My dad was still a boy when they moved from the log house to a modern house a few blocks away. I often think of what the move might have meant to my grandma. There was a front door, and a back door. There were two bedrooms and an indoor bathroom. The bedrooms each had a closet. There was a wood burning stove in the living room to heat the whole house. Later an electric furnace would be installed in the hall to help heat the bedrooms. In the kitchen was a gas stove, a large sink which shared its duties with washing dishes, rinsing laundry, and cleaning fish. My grandma had the latest in washing machines in that home: an unwieldy, white, wringer washer.

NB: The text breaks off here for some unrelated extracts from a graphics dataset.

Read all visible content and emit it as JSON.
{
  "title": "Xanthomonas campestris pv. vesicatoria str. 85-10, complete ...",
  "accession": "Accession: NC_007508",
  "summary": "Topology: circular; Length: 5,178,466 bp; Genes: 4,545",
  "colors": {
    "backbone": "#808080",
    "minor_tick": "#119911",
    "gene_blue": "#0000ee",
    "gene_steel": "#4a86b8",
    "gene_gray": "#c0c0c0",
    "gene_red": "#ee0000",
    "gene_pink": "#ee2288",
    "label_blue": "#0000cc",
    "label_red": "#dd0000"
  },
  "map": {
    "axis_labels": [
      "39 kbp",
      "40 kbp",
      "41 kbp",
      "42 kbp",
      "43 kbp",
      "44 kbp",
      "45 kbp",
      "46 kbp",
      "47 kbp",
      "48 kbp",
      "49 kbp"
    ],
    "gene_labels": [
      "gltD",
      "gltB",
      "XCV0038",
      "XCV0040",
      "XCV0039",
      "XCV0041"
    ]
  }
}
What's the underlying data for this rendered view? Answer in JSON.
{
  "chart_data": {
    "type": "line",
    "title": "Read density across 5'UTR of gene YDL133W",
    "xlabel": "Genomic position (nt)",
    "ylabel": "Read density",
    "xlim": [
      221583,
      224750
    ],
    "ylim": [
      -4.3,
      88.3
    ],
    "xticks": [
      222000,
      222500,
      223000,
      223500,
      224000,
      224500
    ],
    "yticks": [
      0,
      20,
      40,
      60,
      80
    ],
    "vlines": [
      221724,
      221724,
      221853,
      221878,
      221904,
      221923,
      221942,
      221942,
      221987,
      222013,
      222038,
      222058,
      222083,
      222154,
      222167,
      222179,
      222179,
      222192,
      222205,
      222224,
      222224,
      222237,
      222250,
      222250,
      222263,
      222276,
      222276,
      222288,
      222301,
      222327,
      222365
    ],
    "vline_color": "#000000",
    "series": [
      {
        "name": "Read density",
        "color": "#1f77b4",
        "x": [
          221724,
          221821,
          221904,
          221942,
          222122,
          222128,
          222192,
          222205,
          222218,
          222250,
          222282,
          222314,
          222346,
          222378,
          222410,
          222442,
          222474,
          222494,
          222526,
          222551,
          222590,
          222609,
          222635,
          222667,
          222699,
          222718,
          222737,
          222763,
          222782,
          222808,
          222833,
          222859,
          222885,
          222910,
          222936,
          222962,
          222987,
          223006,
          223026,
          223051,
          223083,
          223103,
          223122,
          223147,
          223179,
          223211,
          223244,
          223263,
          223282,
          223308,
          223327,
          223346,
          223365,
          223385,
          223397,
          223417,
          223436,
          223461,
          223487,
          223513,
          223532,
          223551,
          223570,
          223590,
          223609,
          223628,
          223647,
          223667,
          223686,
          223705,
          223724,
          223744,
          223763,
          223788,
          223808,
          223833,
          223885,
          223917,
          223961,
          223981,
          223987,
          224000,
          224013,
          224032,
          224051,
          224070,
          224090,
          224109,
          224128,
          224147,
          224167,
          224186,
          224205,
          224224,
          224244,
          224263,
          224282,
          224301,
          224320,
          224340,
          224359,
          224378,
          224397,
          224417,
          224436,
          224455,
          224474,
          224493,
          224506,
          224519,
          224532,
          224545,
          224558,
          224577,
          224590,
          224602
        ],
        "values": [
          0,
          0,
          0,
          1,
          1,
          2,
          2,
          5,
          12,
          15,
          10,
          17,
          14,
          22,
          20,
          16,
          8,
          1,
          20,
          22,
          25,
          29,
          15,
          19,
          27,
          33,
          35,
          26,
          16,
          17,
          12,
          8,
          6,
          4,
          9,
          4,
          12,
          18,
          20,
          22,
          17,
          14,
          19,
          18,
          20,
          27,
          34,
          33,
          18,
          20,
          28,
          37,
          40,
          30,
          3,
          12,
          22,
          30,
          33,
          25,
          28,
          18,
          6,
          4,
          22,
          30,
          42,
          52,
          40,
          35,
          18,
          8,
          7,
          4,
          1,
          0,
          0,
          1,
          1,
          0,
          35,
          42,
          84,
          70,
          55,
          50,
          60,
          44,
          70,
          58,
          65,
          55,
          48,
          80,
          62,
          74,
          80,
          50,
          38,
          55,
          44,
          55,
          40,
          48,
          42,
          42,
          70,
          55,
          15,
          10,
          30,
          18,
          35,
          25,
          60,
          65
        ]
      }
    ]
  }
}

The floors were not level, but they were covered with linoleum that she could easily mop. When they moved, my grandma brought with her the beloved pump organ that she first began payments on when she was twelve, but that my grandpa then assumed and paid off. My dad recalls being “given my testimony through the seat of my pants as I rested on the knees of my mother as she pumped the organ and sang in my ear.”

Sometimes I look around my home and the things I take for granted that my grandma never knew, such as indoor heating, air-conditioning, beautiful floors, carpet, a microwave, a dishwasher, more than one bathroom, a basement, computers. I may not have an organ, but I have shelves of beloved books. Amid my luxurious life, I wonder if I appreciate my blessings. (But then again, I think my grandpa would consider that his beautiful valley more than compensated for the modern appliances I am surrounded by.) Still, lately I’ve been asking, “Do I live up to my blessings?” “Where much is given, much is required,” may apply to a knowledge of Truths, but it could also apply to conveniences that allow me more time from laundry, cooking, and cleaning to do things that my grandmother was unable to even consider. So I’ve been asking, do I fill that time vainly or as God would have me do?”